Anthony Giddens, director of the London School of Economics and the UK's leading advocate of the "Third Way", states in a book, published next week, that the Government should realise that image manipulation alone is not enough to keep it in power.

Professor Giddens's book, Third Way, is the first detailed view of the political doctrine to be discussed by the Prime Minister and other left of centre western leaders at a conference in New York this month.

The book suggests that both socialism and the unbridled free market have failed and should be replaced by a new approach that combines social justice and equality with individual responsibility.

However, he stresses that unless Labour can adopt such ideas and identify concrete policies, it will find it difficult to remain in power.

"Many who praise the scale of the victory also see the New Labour project as an empty one. New Labour is widely seen as depending on media-oriented politics, and as creating `designer socialism'," he writes.

"Personal images, symbolic stagings, sound bites, visual gags, all count for more than issues, arguments, projects and the evaluation of campaign promises.

"A precept of successful advertising, however, is that image alone isn't enough. There must be something solid behind the hype, otherwise the public see through the facade pretty quickly.

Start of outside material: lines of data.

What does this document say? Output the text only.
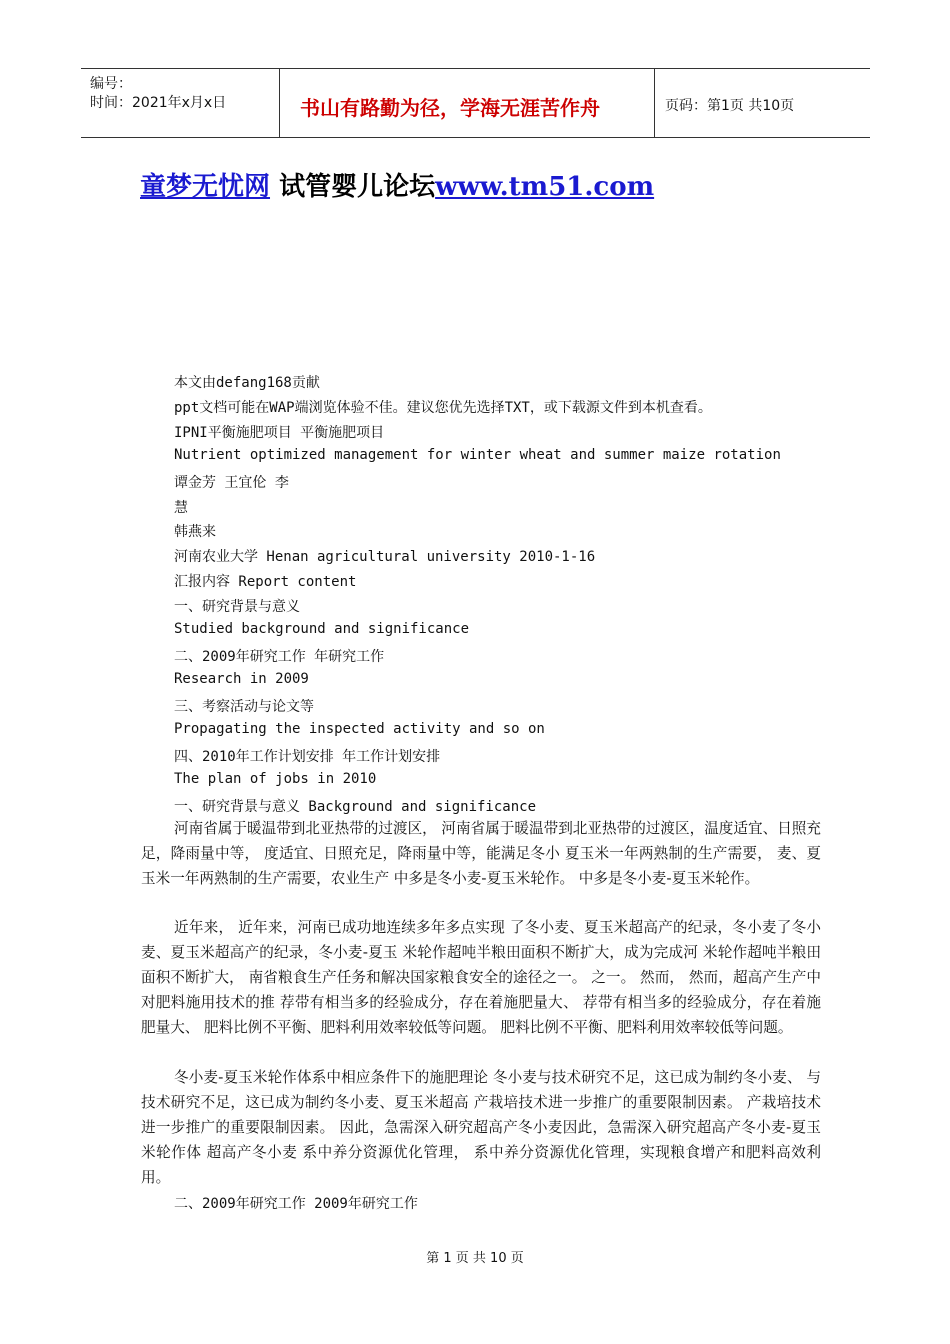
编号：
时间：2021年x月x日	书山有路勤为径，学海无涯苦作舟	页码：第1页 共10页
童梦无忧网 试管婴儿论坛www.tm51.com
本文由defang168贡献
ppt文档可能在WAP端浏览体验不佳。建议您优先选择TXT，或下载源文件到本机查看。
IPNI平衡施肥项目 平衡施肥项目
Nutrient optimized management for winter wheat and summer maize rotation
谭金芳 王宜伦 李
慧
韩燕来
河南农业大学 Henan agricultural university 2010-1-16
汇报内容 Report content
一、研究背景与意义
Studied background and significance
二、2009年研究工作 年研究工作
Research in 2009
三、考察活动与论文等
Propagating the inspected activity and so on
四、2010年工作计划安排 年工作计划安排
The plan of jobs in 2010
一、研究背景与意义 Background and significance
河南省属于暖温带到北亚热带的过渡区， 河南省属于暖温带到北亚热带的过渡区，温度适宜、日照充足，降雨量中等， 度适宜、日照充足，降雨量中等，能满足冬小 夏玉米一年两熟制的生产需要， 麦、夏玉米一年两熟制的生产需要，农业生产 中多是冬小麦-夏玉米轮作。 中多是冬小麦-夏玉米轮作。
近年来， 近年来，河南已成功地连续多年多点实现 了冬小麦、夏玉米超高产的纪录，冬小麦了冬小麦、夏玉米超高产的纪录，冬小麦-夏玉 米轮作超吨半粮田面积不断扩大，成为完成河 米轮作超吨半粮田面积不断扩大， 南省粮食生产任务和解决国家粮食安全的途径之一。 之一。 然而， 然而，超高产生产中对肥料施用技术的推 荐带有相当多的经验成分，存在着施肥量大、 荐带有相当多的经验成分，存在着施肥量大、 肥料比例不平衡、肥料利用效率较低等问题。 肥料比例不平衡、肥料利用效率较低等问题。
冬小麦-夏玉米轮作体系中相应条件下的施肥理论 冬小麦与技术研究不足，这已成为制约冬小麦、 与技术研究不足，这已成为制约冬小麦、夏玉米超高 产栽培技术进一步推广的重要限制因素。 产栽培技术进一步推广的重要限制因素。 因此，急需深入研究超高产冬小麦因此，急需深入研究超高产冬小麦-夏玉米轮作体 超高产冬小麦 系中养分资源优化管理， 系中养分资源优化管理，实现粮食增产和肥料高效利 用。
二、2009年研究工作 2009年研究工作
第 1 页 共 10 页
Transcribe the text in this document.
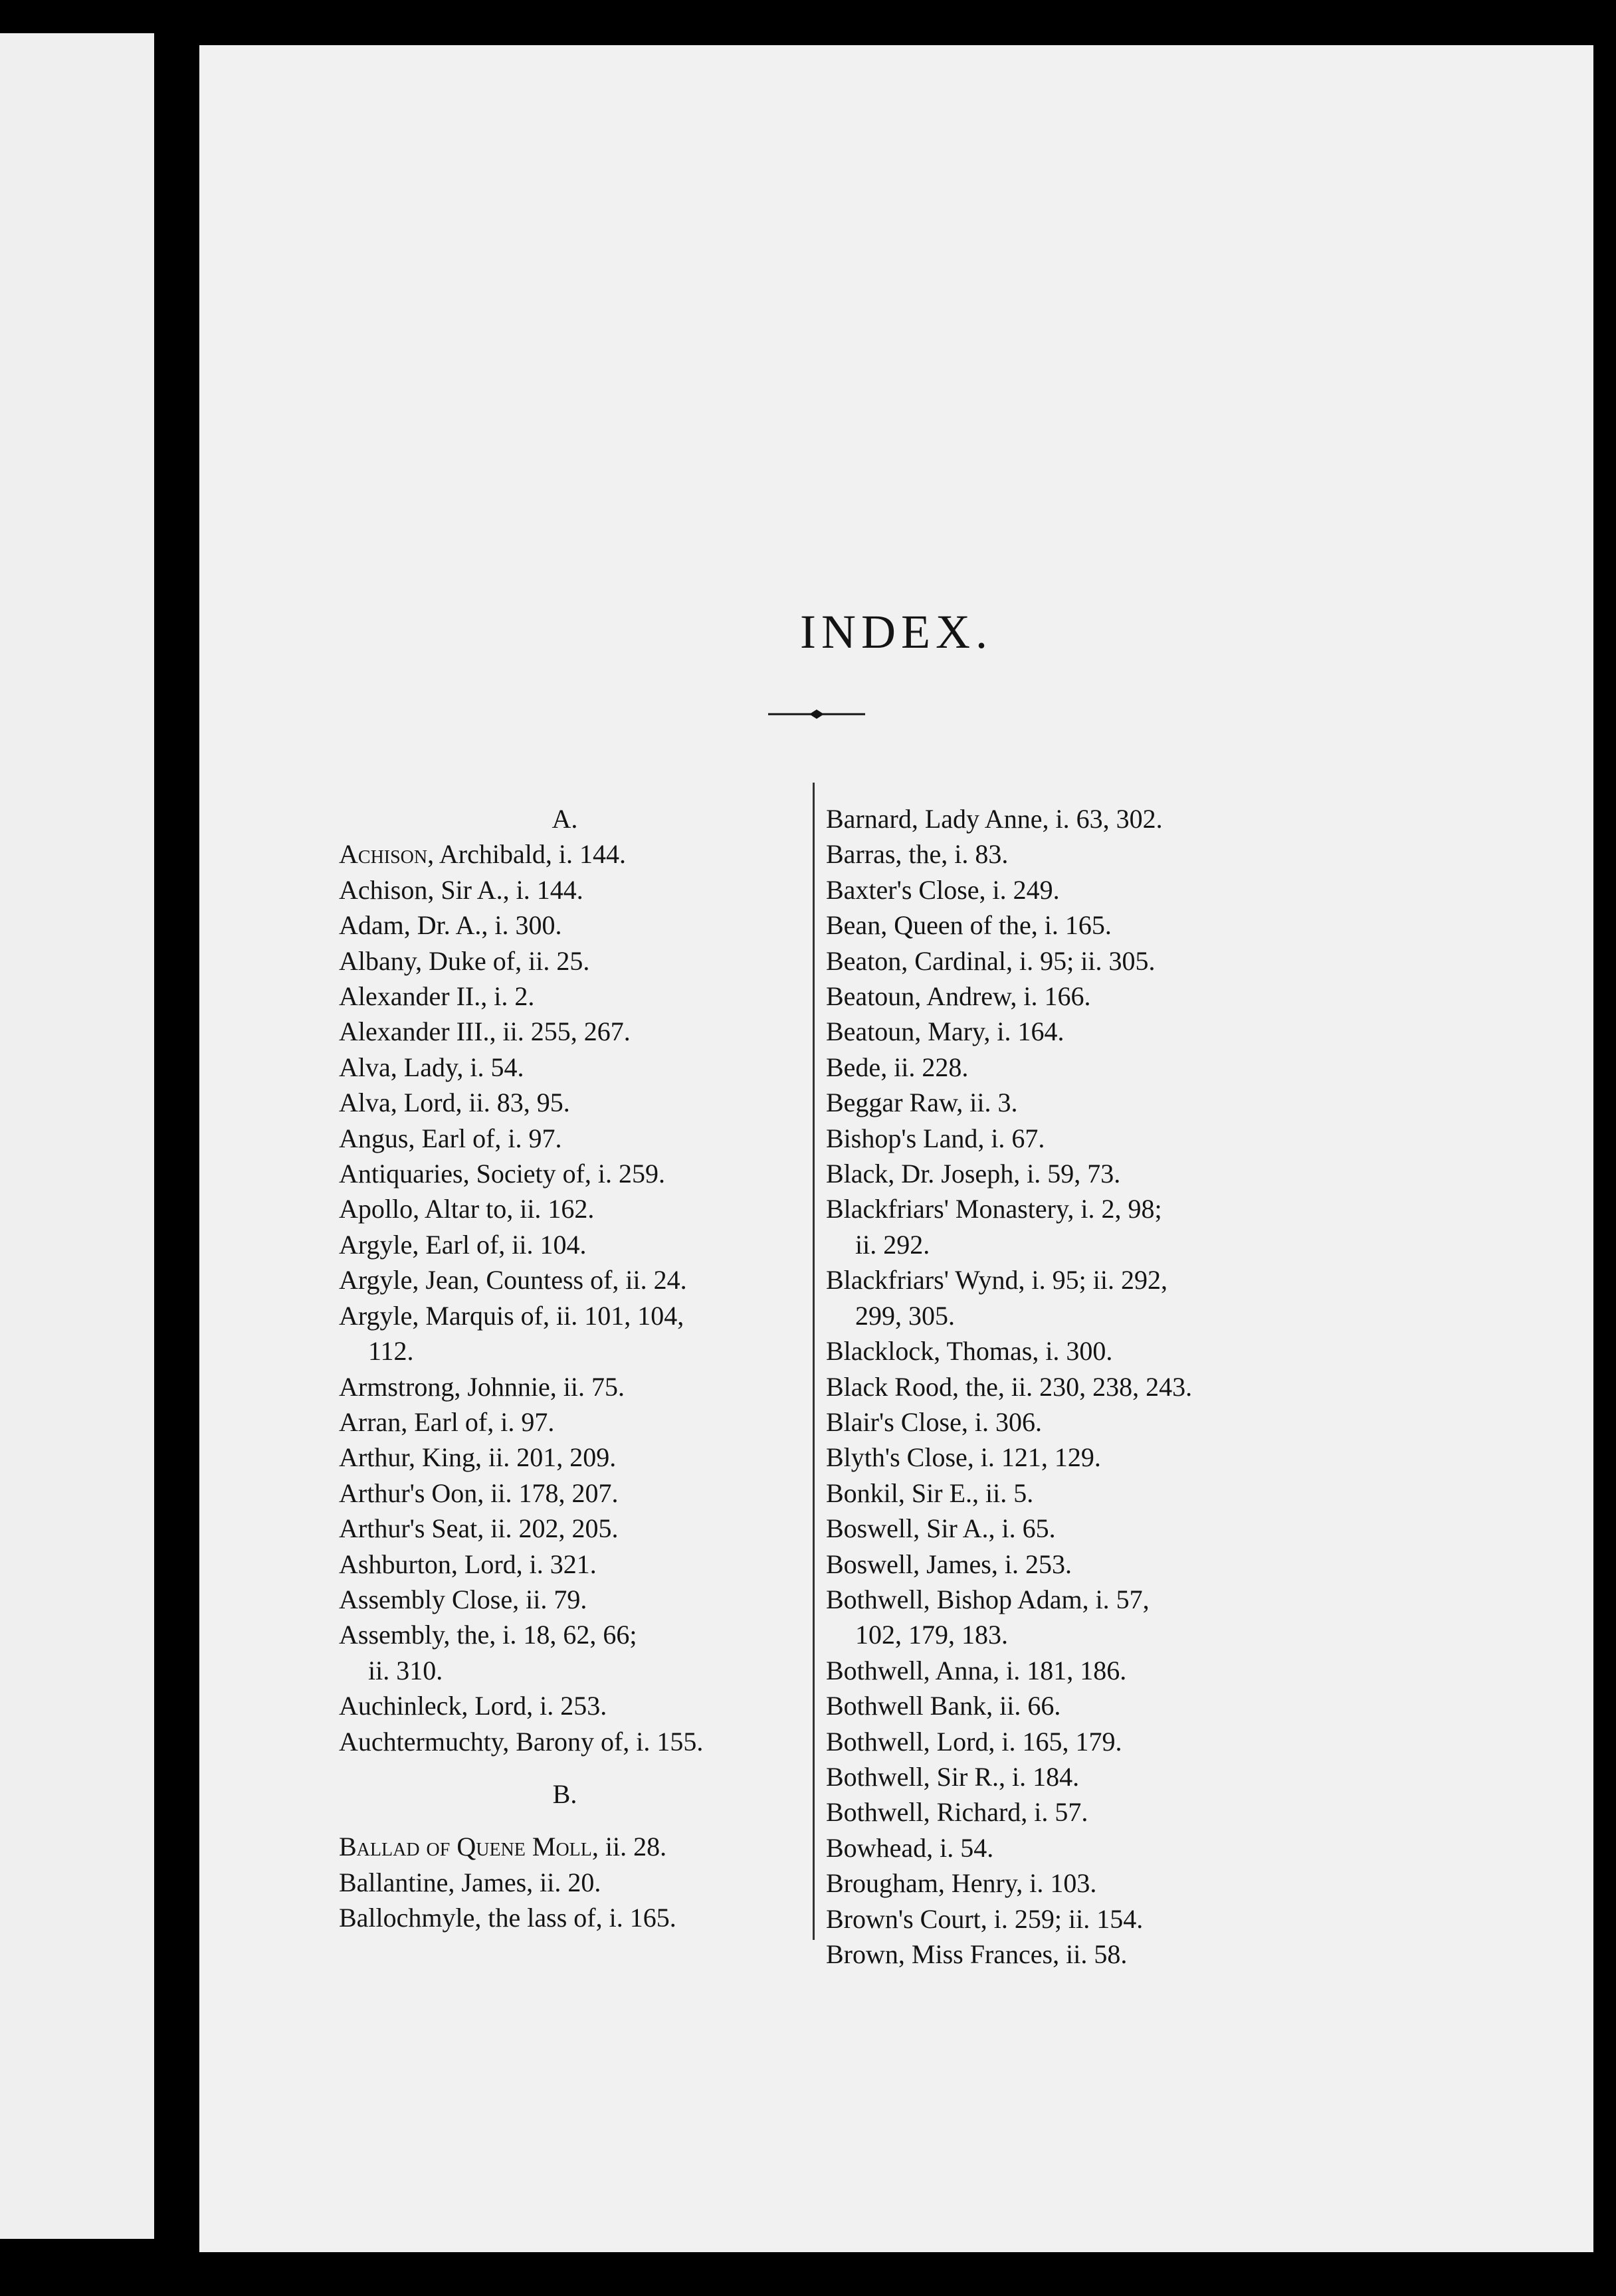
INDEX.
A.
Achison, Archibald, i. 144.
Achison, Sir A., i. 144.
Adam, Dr. A., i. 300.
Albany, Duke of, ii. 25.
Alexander II., i. 2.
Alexander III., ii. 255, 267.
Alva, Lady, i. 54.
Alva, Lord, ii. 83, 95.
Angus, Earl of, i. 97.
Antiquaries, Society of, i. 259.
Apollo, Altar to, ii. 162.
Argyle, Earl of, ii. 104.
Argyle, Jean, Countess of, ii. 24.
Argyle, Marquis of, ii. 101, 104,
112.
Armstrong, Johnnie, ii. 75.
Arran, Earl of, i. 97.
Arthur, King, ii. 201, 209.
Arthur's Oon, ii. 178, 207.
Arthur's Seat, ii. 202, 205.
Ashburton, Lord, i. 321.
Assembly Close, ii. 79.
Assembly, the, i. 18, 62, 66;
ii. 310.
Auchinleck, Lord, i. 253.
Auchtermuchty, Barony of, i. 155.
B.
Ballad of Quene Moll, ii. 28.
Ballantine, James, ii. 20.
Ballochmyle, the lass of, i. 165.
Barnard, Lady Anne, i. 63, 302.
Barras, the, i. 83.
Baxter's Close, i. 249.
Bean, Queen of the, i. 165.
Beaton, Cardinal, i. 95; ii. 305.
Beatoun, Andrew, i. 166.
Beatoun, Mary, i. 164.
Bede, ii. 228.
Beggar Raw, ii. 3.
Bishop's Land, i. 67.
Black, Dr. Joseph, i. 59, 73.
Blackfriars' Monastery, i. 2, 98;
ii. 292.
Blackfriars' Wynd, i. 95; ii. 292,
299, 305.
Blacklock, Thomas, i. 300.
Black Rood, the, ii. 230, 238, 243.
Blair's Close, i. 306.
Blyth's Close, i. 121, 129.
Bonkil, Sir E., ii. 5.
Boswell, Sir A., i. 65.
Boswell, James, i. 253.
Bothwell, Bishop Adam, i. 57,
102, 179, 183.
Bothwell, Anna, i. 181, 186.
Bothwell Bank, ii. 66.
Bothwell, Lord, i. 165, 179.
Bothwell, Sir R., i. 184.
Bothwell, Richard, i. 57.
Bowhead, i. 54.
Brougham, Henry, i. 103.
Brown's Court, i. 259; ii. 154.
Brown, Miss Frances, ii. 58.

"If all New Labour had to offer were media savvy, its time on the political stage would be short. I hope such will not be the case."

In the book, Professor Giddens calls for the welfare state to be modernised by the greater use of compulsory savings schemes, and voluntary and private sectors to provide care services. However, welfare spending should remain at European rather than US levels.

The statutory pension age should be abolished in recognition of the fact that more Britons than ever before were retiring early or changing the way they worked.

"Civic culture", made up of small, local self-help groups, should be revived, while work practices should be made more family-friendly.